A life-threatening bowel condition SimplyThick,® a thickener used to help infants with swallowing problems, is associated with a life-threatening bowel condition known as necrotizing enterocolitis (NEC). SimplyThick® is sold in 64-ounce bottles and individual packets; it is mixed with breast milk or infant formula to help babies ingest food without spitting it back up. The U.S. Food and Drug Administration (FDA) has warned that using SimplyThick® increases the risk of necrotizing enterocolitis in all babies that are exposed to it.

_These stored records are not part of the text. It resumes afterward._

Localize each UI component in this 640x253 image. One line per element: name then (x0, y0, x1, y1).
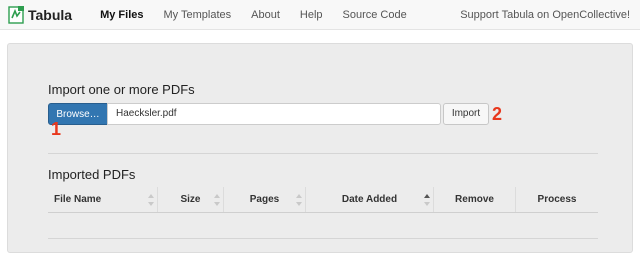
nav-my-templates[interactable]: My Templates (163, 9, 231, 21)
import-title: Import one or more PDFs (48, 82, 195, 97)
upload-panel: Import one or more PDFs Browse… Haecksle… (7, 43, 633, 253)
nav-source-code[interactable]: Source Code (343, 9, 407, 21)
step-marker-1: 1 (51, 119, 62, 139)
brand-name: Tabula (28, 6, 73, 23)
nav-help[interactable]: Help (300, 9, 323, 21)
support-link[interactable]: Support Tabula on OpenCollective! (460, 9, 630, 21)
step-marker-2: 2 (492, 104, 503, 124)
section-divider (48, 153, 598, 154)
column-pages[interactable]: Pages (224, 187, 306, 212)
column-label: Remove (455, 194, 494, 205)
column-date-added[interactable]: Date Added (306, 187, 434, 212)
column-label: Date Added (341, 194, 398, 205)
tabula-logo-icon (8, 5, 24, 24)
column-file-name[interactable]: File Name (48, 187, 158, 212)
import-button[interactable]: Import (443, 103, 489, 125)
column-label: Pages (249, 194, 280, 205)
column-process: Process (516, 187, 598, 212)
sort-active-icon (424, 193, 430, 207)
sort-icon (148, 193, 154, 207)
column-size[interactable]: Size (158, 187, 224, 212)
brand[interactable]: Tabula (8, 5, 73, 24)
table-bottom-divider (48, 238, 598, 239)
nav-my-files[interactable]: My Files (100, 9, 143, 21)
column-label: Process (537, 194, 577, 205)
nav-about[interactable]: About (251, 9, 280, 21)
column-label: File Name (54, 194, 102, 205)
sort-icon (296, 193, 302, 207)
selected-file-field[interactable]: Haecksler.pdf (107, 103, 441, 125)
files-table-header: File Name Size Pages Date Added Remove P… (48, 187, 598, 213)
top-navbar: Tabula My Files My Templates About Help … (0, 0, 640, 30)
sort-icon (214, 193, 220, 207)
column-remove: Remove (434, 187, 516, 212)
imported-title: Imported PDFs (48, 167, 136, 182)
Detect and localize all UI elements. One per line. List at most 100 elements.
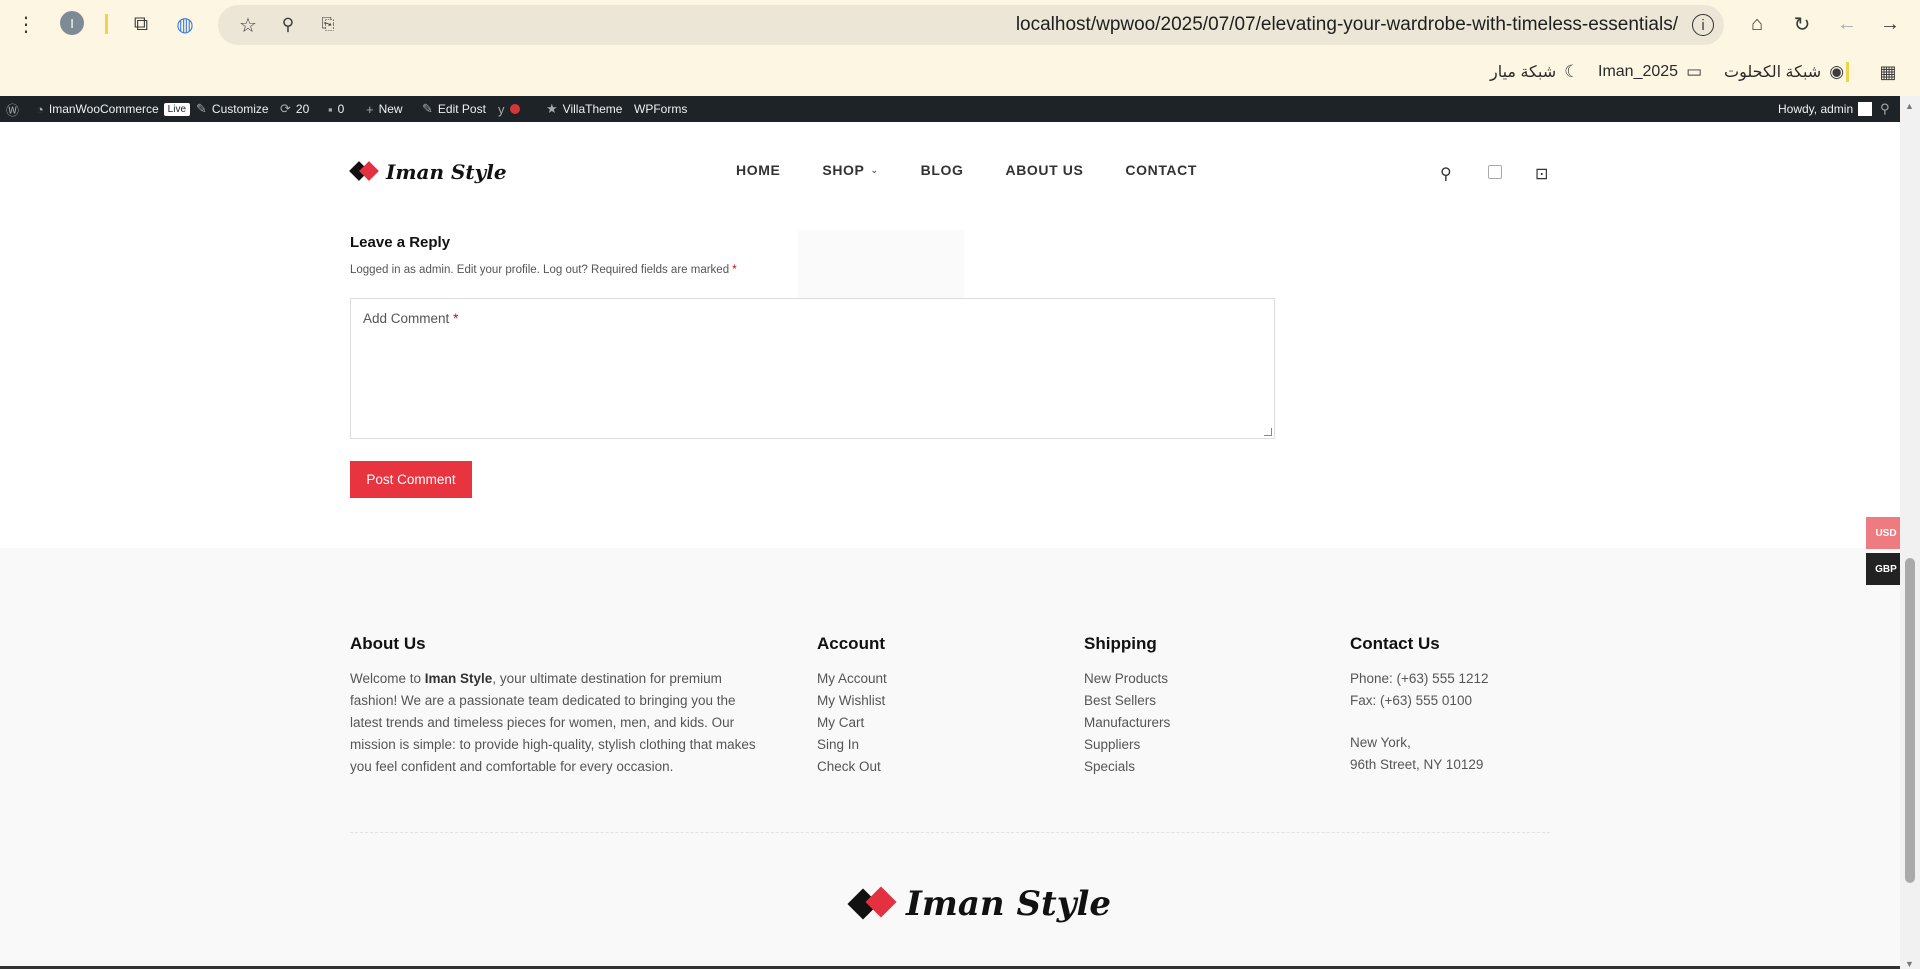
bookmark-label: شبكة الكحلوت (1724, 64, 1822, 81)
bookmark-label: شبكة ميار (1490, 64, 1557, 81)
about-text-start: Welcome to (350, 671, 425, 686)
nav-home[interactable]: HOME (736, 162, 780, 178)
account-image-icon[interactable] (1488, 165, 1502, 179)
reload-icon[interactable]: ↻ (1790, 12, 1814, 36)
address-bar[interactable]: ☆ ⚲ ⎘ localhost/wpwoo/2025/07/07/elevati… (218, 5, 1724, 45)
cart-bag-icon[interactable]: ⊡ (1535, 164, 1548, 184)
site-info-icon[interactable]: i (1692, 14, 1714, 36)
updates-icon: ⟳ (280, 101, 291, 116)
site-header: Iman Style HOME SHOP ⌄ BLOG ABOUT US CON… (0, 122, 1900, 222)
edit-post-link[interactable]: ✎ Edit Post (422, 96, 486, 122)
apps-grid-icon[interactable]: ▦ (1876, 60, 1900, 84)
nav-contact[interactable]: CONTACT (1125, 162, 1197, 178)
my-account-link[interactable]: Howdy, admin (1778, 96, 1873, 122)
updates-link[interactable]: ⟳ 20 (280, 96, 309, 122)
footer-link-suppliers[interactable]: Suppliers (1084, 734, 1170, 756)
new-content-link[interactable]: + New (366, 96, 403, 122)
url-text[interactable]: localhost/wpwoo/2025/07/07/elevating-you… (1016, 5, 1678, 45)
footer-about-text: Welcome to Iman Style, your ultimate des… (350, 668, 760, 778)
site-logo[interactable]: Iman Style (349, 160, 507, 184)
bookmark-item-2[interactable]: Iman_2025 ▭ (1598, 60, 1702, 84)
home-icon[interactable]: ⌂ (1745, 12, 1769, 36)
site-name-link[interactable]: ◔ ImanWooCommerce Live (36, 96, 191, 122)
footer-link-my-cart[interactable]: My Cart (817, 712, 887, 734)
logo-diamond-icon (349, 161, 380, 182)
customize-label: Customize (211, 102, 269, 116)
zoom-icon[interactable]: ⚲ (276, 13, 300, 37)
comment-textarea[interactable]: Add Comment * (350, 298, 1275, 439)
about-brand: Iman Style (424, 671, 493, 686)
footer-fax: Fax: (+63) 555 0100 (1350, 693, 1472, 708)
footer-about-title: About Us (350, 634, 426, 653)
howdy-label: Howdy, admin (1778, 102, 1854, 116)
footer-contact: Contact Us Phone: (+63) 555 1212 Fax: (+… (1350, 634, 1489, 776)
footer-link-check-out[interactable]: Check Out (817, 756, 887, 778)
logged-in-notice: Logged in as admin. Edit your profile. L… (350, 264, 737, 276)
footer-city: New York, (1350, 735, 1411, 750)
main-nav: HOME SHOP ⌄ BLOG ABOUT US CONTACT (736, 162, 1197, 178)
avatar (1858, 102, 1873, 116)
profile-avatar[interactable]: I (60, 11, 84, 35)
menu-dots-icon[interactable]: ⋮ (16, 12, 36, 36)
footer-about: About Us Welcome to Iman Style, your ult… (350, 634, 760, 778)
scroll-up-arrow-icon[interactable]: ▲ (1905, 101, 1914, 111)
scrollbar-thumb[interactable] (1905, 558, 1915, 883)
footer-link-new-products[interactable]: New Products (1084, 668, 1170, 690)
nav-shop[interactable]: SHOP ⌄ (822, 162, 878, 178)
footer-contact-title: Contact Us (1350, 634, 1440, 653)
chevron-down-icon: ⌄ (870, 164, 879, 175)
ie-tab-icon[interactable]: ◍ (172, 12, 198, 36)
forward-icon[interactable]: → (1878, 12, 1902, 36)
resize-handle-icon[interactable] (1264, 428, 1272, 436)
footer-phone: Phone: (+63) 555 1212 (1350, 671, 1489, 686)
bookmark-item-1[interactable]: شبكة الكحلوت ◉ (1724, 60, 1844, 84)
footer-link-manufacturers[interactable]: Manufacturers (1084, 712, 1170, 734)
comment-required-mark: * (453, 311, 459, 326)
wp-admin-bar: Ⓦ ◔ ImanWooCommerce Live ✎ Customize ⟳ 2… (0, 96, 1920, 122)
admin-search-icon[interactable]: ⚲ (1880, 96, 1890, 122)
dashboard-icon: ◔ (36, 101, 44, 117)
reply-title: Leave a Reply (350, 234, 451, 251)
customize-link[interactable]: ✎ Customize (196, 96, 269, 122)
about-text-end: , your ultimate destination for premium … (350, 671, 756, 774)
seo-status-dot (509, 104, 520, 114)
search-icon[interactable]: ⚲ (1440, 164, 1452, 184)
comments-count: 0 (337, 102, 345, 116)
footer-link-my-account[interactable]: My Account (817, 668, 887, 690)
bookmark-star-icon[interactable]: ☆ (236, 13, 260, 37)
villatheme-link[interactable]: ★ VillaTheme (546, 96, 622, 122)
footer-logo[interactable]: Iman Style (847, 884, 1112, 924)
nav-blog[interactable]: BLOG (921, 162, 964, 178)
footer-street: 96th Street, NY 10129 (1350, 757, 1484, 772)
wpforms-link[interactable]: WPForms (634, 96, 687, 122)
footer-link-best-sellers[interactable]: Best Sellers (1084, 690, 1170, 712)
site-name: ImanWooCommerce (48, 102, 159, 116)
translate-icon[interactable]: ⎘ (316, 13, 340, 37)
footer-link-specials[interactable]: Specials (1084, 756, 1170, 778)
footer-logo-text: Iman Style (906, 884, 1112, 924)
site-footer: About Us Welcome to Iman Style, your ult… (0, 548, 1900, 969)
footer-shipping: Shipping New Products Best Sellers Manuf… (1084, 634, 1170, 778)
plus-icon: + (366, 101, 374, 117)
updates-count: 20 (295, 102, 310, 116)
post-comment-button[interactable]: Post Comment (350, 461, 472, 498)
comments-link[interactable]: ▪ 0 (328, 96, 344, 122)
footer-link-sign-in[interactable]: Sing In (817, 734, 887, 756)
required-mark: * (732, 264, 737, 276)
logo-text: Iman Style (386, 160, 507, 184)
scroll-down-arrow-icon[interactable]: ▼ (1905, 959, 1914, 969)
brush-icon: ✎ (196, 101, 207, 116)
yoast-seo-link[interactable]: y (498, 96, 520, 122)
nav-about-us[interactable]: ABOUT US (1005, 162, 1083, 178)
back-icon[interactable]: ← (1835, 12, 1859, 36)
new-label: New (378, 102, 403, 116)
villatheme-label: VillaTheme (562, 102, 623, 116)
bookmark-item-3[interactable]: شبكة ميار ☾ (1490, 60, 1579, 84)
page-scrollbar[interactable]: ▲ ▼ (1900, 96, 1920, 969)
footer-link-my-wishlist[interactable]: My Wishlist (817, 690, 887, 712)
browser-toolbar: ⋮ I ⧉ ◍ ☆ ⚲ ⎘ localhost/wpwoo/2025/07/07… (0, 0, 1920, 96)
extensions-icon[interactable]: ⧉ (128, 12, 154, 36)
comment-placeholder-text: Add Comment (363, 311, 450, 326)
footer-logo-diamond-icon (847, 886, 898, 921)
wp-logo-icon[interactable]: Ⓦ (6, 96, 19, 122)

SimplyThick® linked to 22 cases of NEC, 7 Deaths
As of September 2012, the product has been linked to 22 cases of NEC, seven of which were fatal. According to a report in CNN, 21 of the infants who developed NEC after having SimplyThick® were born prematurely and one of them was born full-term. Half of the infants developed the condition in the hospital. Out of the 22 babies with NEC, 14 of them required surgery.
FDA Warns About Life-Threatening Bowel Condition
The FDA first warned about the link between SimplyThick® and necrotizing enterocolitis in May 2011. At the time, the agency said that the thickening agent should not be given to premature infants, specifically those born before 37 weeks of gestation. The warning came after the FDA became aware of two reports in the agency’s MedWatch Safety Information and Adverse Event Reporting Program. At the time, the FDA had received reports of 15 cases of NEC, including two deaths, following the use of SimplyThick®. In September 2012, the FDA updated its previous announcement to warn that the risk of NEC applied to infants of all ages who are exposed to SimplyThick®.
Necrotizing Enterocolitis (NEC) Signs and Symptoms
Necrotizing enterocolitis is when the lining of the intestines dies. The exact cause of this life-threatening condition is unknown, but it is known to mostly affect sick and premature babies. Infants who receive concentrated formulas and blood transfusions are also at a higher risk for NEC.
Signs of necrotizing enterocolitis include:
- Bloody stools
- Inability to feed
- Unstable body temperature
- Pain, swelling or tenderness in the abdomen (abdominal distention)
Approximately one-fourth of all NEC cases lead to death. Complications of NEC include intestinal perforation, sepsis, bowel obstruction, and peritonitis (inflammation of the abdominal lining).